The long-simmering internal debate over political violence in Islamic cultures is swelling, with seminars like that one and a raft of newspaper columns breaking previous taboos by suggesting that the problem lies in the way Islam is being interpreted. On Saturday in Morocco, a major conference, attended by Secretary of State Colin L. Powell, will focus on increasing democracy and liberal principles in the Muslim world.
On one side of the discussion sit mostly secular intellectuals horrified by the gore joined by those ordinary Muslims dismayed by the ever more bloody image of Islam around the world. They are determined to find a way to wrestle the faith back from extremists. Basically the liberals seek to dilute what they criticize as the clerical monopoly on disseminating interpretations of the sacred texts.

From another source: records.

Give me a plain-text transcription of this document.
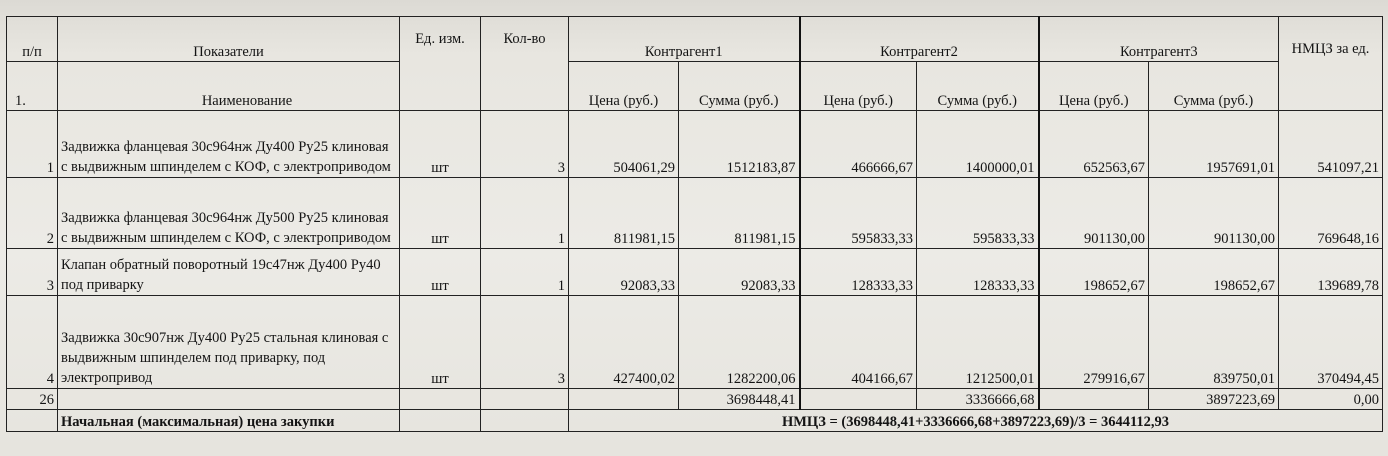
п/п	Показатели	Ед. изм.	Кол-во	Контрагент1		Контрагент2		Контрагент3		НМЦЗ за ед.
1.	Наименование			Цена (руб.)	Сумма (руб.)	Цена (руб.)	Сумма (руб.)	Цена (руб.)	Сумма (руб.)	
1	Задвижка фланцевая 30с964нж Ду400 Ру25 клиновая с выдвижным шпинделем с КОФ, с электроприводом	шт	3	504061,29	1512183,87	466666,67	1400000,01	652563,67	1957691,01	541097,21
2	Задвижка фланцевая 30с964нж Ду500 Ру25 клиновая с выдвижным шпинделем с КОФ, с электроприводом	шт	1	811981,15	811981,15	595833,33	595833,33	901130,00	901130,00	769648,16
3	Клапан обратный поворотный 19с47нж Ду400 Ру40 под приварку	шт	1	92083,33	92083,33	128333,33	128333,33	198652,67	198652,67	139689,78
4	Задвижка 30с907нж Ду400 Ру25 стальная клиновая с выдвижным шпинделем под приварку, под электропривод	шт	3	427400,02	1282200,06	404166,67	1212500,01	279916,67	839750,01	370494,45
26					3698448,41		3336666,68		3897223,69	0,00
	Начальная (максимальная) цена закупки			НМЦЗ = (3698448,41+3336666,68+3897223,69)/3 = 3644112,93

Arrayed against them are powerful religious institutions like Al Azhar University, prominent clerics and a whole different class of scholars who argue that Islam is under assault by the West. Fighting back with any means possible is the sole defense available to a weaker victim, they say.
The debate, which can be heard in the Middle East, North Africa and South Asia, is driven primarily by carnage in Iraq. The hellish stream of images of American soldiers attacking mosques and other targets are juxtaposed with those of Abu Musab al-Zarqawi beheading civilian victims on his home videos as a Koranic verse including the line "Smite at their necks" scrolls underneath.

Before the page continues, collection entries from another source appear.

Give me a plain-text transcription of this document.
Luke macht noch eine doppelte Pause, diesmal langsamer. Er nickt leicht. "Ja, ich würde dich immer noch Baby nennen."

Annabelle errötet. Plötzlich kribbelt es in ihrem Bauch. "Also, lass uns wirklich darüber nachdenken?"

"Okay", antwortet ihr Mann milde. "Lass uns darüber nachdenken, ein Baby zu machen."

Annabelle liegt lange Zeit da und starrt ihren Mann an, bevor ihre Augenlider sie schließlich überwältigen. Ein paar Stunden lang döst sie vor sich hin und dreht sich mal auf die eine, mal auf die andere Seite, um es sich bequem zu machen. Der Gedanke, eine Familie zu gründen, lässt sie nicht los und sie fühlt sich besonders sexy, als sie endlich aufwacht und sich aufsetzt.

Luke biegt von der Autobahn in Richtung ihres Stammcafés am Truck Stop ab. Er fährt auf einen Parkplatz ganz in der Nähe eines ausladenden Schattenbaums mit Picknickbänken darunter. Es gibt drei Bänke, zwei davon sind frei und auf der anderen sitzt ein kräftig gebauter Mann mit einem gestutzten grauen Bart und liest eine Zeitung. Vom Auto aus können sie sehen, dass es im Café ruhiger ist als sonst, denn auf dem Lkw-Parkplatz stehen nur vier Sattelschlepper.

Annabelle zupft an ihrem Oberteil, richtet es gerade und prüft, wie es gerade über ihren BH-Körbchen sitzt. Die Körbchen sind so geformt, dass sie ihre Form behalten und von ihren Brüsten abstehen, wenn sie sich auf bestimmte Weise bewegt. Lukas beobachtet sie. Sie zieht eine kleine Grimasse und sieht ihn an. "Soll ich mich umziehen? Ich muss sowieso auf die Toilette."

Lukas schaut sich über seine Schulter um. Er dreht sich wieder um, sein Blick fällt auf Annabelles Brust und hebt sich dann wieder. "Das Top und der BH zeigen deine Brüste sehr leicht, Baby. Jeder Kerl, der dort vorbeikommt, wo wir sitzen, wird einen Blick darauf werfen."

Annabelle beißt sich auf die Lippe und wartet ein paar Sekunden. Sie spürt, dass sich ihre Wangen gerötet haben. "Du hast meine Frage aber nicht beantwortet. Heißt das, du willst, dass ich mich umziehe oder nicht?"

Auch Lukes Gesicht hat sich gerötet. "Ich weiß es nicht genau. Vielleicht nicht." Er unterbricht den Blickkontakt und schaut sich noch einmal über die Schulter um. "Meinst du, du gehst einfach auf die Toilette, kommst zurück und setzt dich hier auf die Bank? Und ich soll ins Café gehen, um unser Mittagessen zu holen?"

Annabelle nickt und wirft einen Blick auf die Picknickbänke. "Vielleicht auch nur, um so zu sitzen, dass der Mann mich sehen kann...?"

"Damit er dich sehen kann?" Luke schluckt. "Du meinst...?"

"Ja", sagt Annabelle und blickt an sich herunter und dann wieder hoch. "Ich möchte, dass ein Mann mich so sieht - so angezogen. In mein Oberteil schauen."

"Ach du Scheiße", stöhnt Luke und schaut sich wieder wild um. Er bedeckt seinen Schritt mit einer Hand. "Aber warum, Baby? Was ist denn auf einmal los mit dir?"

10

When the mayhem in Iraq slows, events like the slaying in September of more than 300 people at a Russian school - half of them children - or some other attack in the Netherlands, Egypt, Turkey, Indonesia or Spain labeled jihad by its perpetrators serves to fuel discussions on satellite television, in newspapers and around the dinner tables of ordinary Muslims.

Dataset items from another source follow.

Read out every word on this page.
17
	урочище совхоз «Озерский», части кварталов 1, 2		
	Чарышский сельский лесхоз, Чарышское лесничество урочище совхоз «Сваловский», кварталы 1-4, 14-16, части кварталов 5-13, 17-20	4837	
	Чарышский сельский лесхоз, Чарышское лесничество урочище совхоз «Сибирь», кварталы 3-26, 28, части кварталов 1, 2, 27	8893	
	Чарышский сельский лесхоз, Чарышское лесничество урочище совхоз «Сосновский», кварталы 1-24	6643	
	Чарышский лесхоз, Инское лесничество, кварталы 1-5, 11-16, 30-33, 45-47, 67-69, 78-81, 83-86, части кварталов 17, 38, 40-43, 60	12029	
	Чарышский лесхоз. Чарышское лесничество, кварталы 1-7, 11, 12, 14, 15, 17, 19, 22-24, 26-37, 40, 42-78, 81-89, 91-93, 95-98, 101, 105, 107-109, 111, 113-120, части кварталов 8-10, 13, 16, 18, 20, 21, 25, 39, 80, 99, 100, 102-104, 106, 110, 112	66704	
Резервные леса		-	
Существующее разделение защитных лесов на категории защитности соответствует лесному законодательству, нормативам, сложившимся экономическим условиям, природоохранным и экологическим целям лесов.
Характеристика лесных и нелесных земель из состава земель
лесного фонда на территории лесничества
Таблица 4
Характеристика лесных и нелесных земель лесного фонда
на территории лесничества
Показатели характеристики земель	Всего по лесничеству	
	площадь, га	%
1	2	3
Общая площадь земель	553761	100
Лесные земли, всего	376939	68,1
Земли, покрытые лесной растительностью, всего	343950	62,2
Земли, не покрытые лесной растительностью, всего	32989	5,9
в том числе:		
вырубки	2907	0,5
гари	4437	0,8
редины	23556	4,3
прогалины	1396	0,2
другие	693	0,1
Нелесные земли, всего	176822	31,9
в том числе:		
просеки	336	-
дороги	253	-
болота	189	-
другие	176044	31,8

"Resistance was never like this - to kidnap someone and decapitate him in front of everyone," said Ibrahim Said, delivering pastry in the Cairo neighborhood of Nasser City recently.
"This is haram," he went on, using the Arabic word for something forbidden or shameful, and then quotes the Koran on his own. " 'Verily never will Allah change the condition of a people until they change it themselves.' That means nothing will change unless we change ourselves first."
Abdul Rahman al-Rashed, director of the Dubai-based satellite network Al Arabiya and a well-known Saudi journalist, created a ruckus this fall with a newspaper column saying Muslims must confront the fact that most terrorist acts are perpetrated by Muslims.
"The danger specifically comes from the ideas and the preaching of violence in the name of religion," he said, adding, "I am more convinced there is a problem with the culture, the modern culture of radicalism, which people have to admit. Without recognizing that as fact number one, that statistically speaking most terrorists are Muslims, we won't be able to solve it."
Mr. Rashed senses there is a movement in the Arab world, if perhaps not yet a consensus, that understands that Muslims have to start reining in their own rather than constantly complaining about injustice and unfairness. The violence has not only reduced sympathy for just causes like ending the Israeli occupation, he says, but set off resentment against Muslims wherever they live.